#ubuntu-us-dc 2012-01-02
<ChinnoDog> Morning all
#ubuntu-us-dc 2012-01-06
<ChinnoDog> maco: I went to HacDC last night to check it out
#ubuntu-us-dc 2012-01-07
<ChinnoDog> maco maco maco maco
#ubuntu-us-dc 2012-01-08
<semitones> how is hacDC I've always wanted to go
<semitones> but I'm not that much of a hacker
<semitones> or computer person really
<ChinnoDog> semitones: Not as big as I imagined but the people are just as I imagined
 * ChinnoDog slaps maco around a bit with a large trout
#ubuntu-us-dc 2013-01-02
<bcurtiswx> these darn ubuntu-scribes people are slow/nonexistent
#ubuntu-us-dc 2013-12-31
<ChinnoDog> crickets
<ChinnoDog> What are you peeps doing for NYE?
#ubuntu-us-dc 2014-01-02
<manchicken> Howdy
<adom> hi all. hope everyone had a good Christmas/New Years holiday!
<marcoceppi> it was a good time
#ubuntu-us-dc 2015-01-01
<swift110_> heallo all
#ubuntu-us-dc 2016-01-08
<adom> hows everyone doin?
<adom> marcoceppi: you get to work on anything cool in Ubuntu 16? saw it's in alpha testing I think? havent had chance to read up on changes yet.
<kyrofa> Hey adom :)
<kyrofa> Doing well, how are you?
<adom> well enough, just busy at work as usual.

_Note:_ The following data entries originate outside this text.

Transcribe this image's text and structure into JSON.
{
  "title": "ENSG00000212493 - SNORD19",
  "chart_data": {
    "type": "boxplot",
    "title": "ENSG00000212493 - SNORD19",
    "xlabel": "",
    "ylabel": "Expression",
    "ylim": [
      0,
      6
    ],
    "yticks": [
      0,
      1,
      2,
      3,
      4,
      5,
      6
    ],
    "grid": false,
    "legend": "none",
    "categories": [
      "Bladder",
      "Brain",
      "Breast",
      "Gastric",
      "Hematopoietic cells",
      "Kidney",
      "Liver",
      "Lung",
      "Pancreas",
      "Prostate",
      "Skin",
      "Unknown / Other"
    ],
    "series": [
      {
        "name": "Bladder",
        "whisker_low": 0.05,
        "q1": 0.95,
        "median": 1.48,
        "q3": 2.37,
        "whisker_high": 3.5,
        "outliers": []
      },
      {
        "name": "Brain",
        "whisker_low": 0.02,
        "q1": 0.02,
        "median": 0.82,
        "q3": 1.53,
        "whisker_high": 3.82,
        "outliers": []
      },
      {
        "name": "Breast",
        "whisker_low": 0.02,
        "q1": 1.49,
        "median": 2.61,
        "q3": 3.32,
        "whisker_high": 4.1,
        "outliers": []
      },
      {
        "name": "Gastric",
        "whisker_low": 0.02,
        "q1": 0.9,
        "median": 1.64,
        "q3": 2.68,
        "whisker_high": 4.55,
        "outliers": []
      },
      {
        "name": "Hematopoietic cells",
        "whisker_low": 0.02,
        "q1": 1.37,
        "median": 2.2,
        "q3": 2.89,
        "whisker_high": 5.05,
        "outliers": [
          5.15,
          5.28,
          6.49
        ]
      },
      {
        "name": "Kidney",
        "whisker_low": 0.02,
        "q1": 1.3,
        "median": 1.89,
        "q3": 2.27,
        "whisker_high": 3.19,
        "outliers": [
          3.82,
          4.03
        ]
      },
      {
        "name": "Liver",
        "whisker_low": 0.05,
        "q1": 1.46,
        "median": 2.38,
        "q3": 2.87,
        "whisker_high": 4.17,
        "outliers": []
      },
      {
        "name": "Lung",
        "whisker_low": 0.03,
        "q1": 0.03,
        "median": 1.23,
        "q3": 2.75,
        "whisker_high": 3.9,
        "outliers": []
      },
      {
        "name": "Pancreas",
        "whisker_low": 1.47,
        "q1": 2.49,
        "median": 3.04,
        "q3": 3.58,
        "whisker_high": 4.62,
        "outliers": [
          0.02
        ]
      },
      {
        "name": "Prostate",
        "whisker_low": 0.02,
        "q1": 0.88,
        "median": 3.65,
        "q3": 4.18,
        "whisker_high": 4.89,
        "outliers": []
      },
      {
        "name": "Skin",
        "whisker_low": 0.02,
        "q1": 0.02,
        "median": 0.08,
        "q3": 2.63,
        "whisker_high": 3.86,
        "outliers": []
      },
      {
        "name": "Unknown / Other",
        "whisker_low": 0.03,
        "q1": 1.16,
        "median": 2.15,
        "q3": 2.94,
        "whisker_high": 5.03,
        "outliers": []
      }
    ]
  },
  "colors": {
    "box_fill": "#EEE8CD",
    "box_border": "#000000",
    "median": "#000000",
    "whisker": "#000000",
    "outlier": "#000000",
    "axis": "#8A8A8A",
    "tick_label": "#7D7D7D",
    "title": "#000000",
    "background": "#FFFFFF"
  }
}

<adom> When I start at 7AM I have some free time to catch up on things and then I always forget that after an hour or two, I have no time for other stuff and get frustrated.
<adom> if that makes any sense...
#ubuntu-us-dc 2018-01-01
<swift_> Hey
#ubuntu-us-dc 2018-01-03
<swift110-phone> Ok
#ubuntu-us-dc 2019-12-31
<ChinnoDog> He never stays long enough for an answer.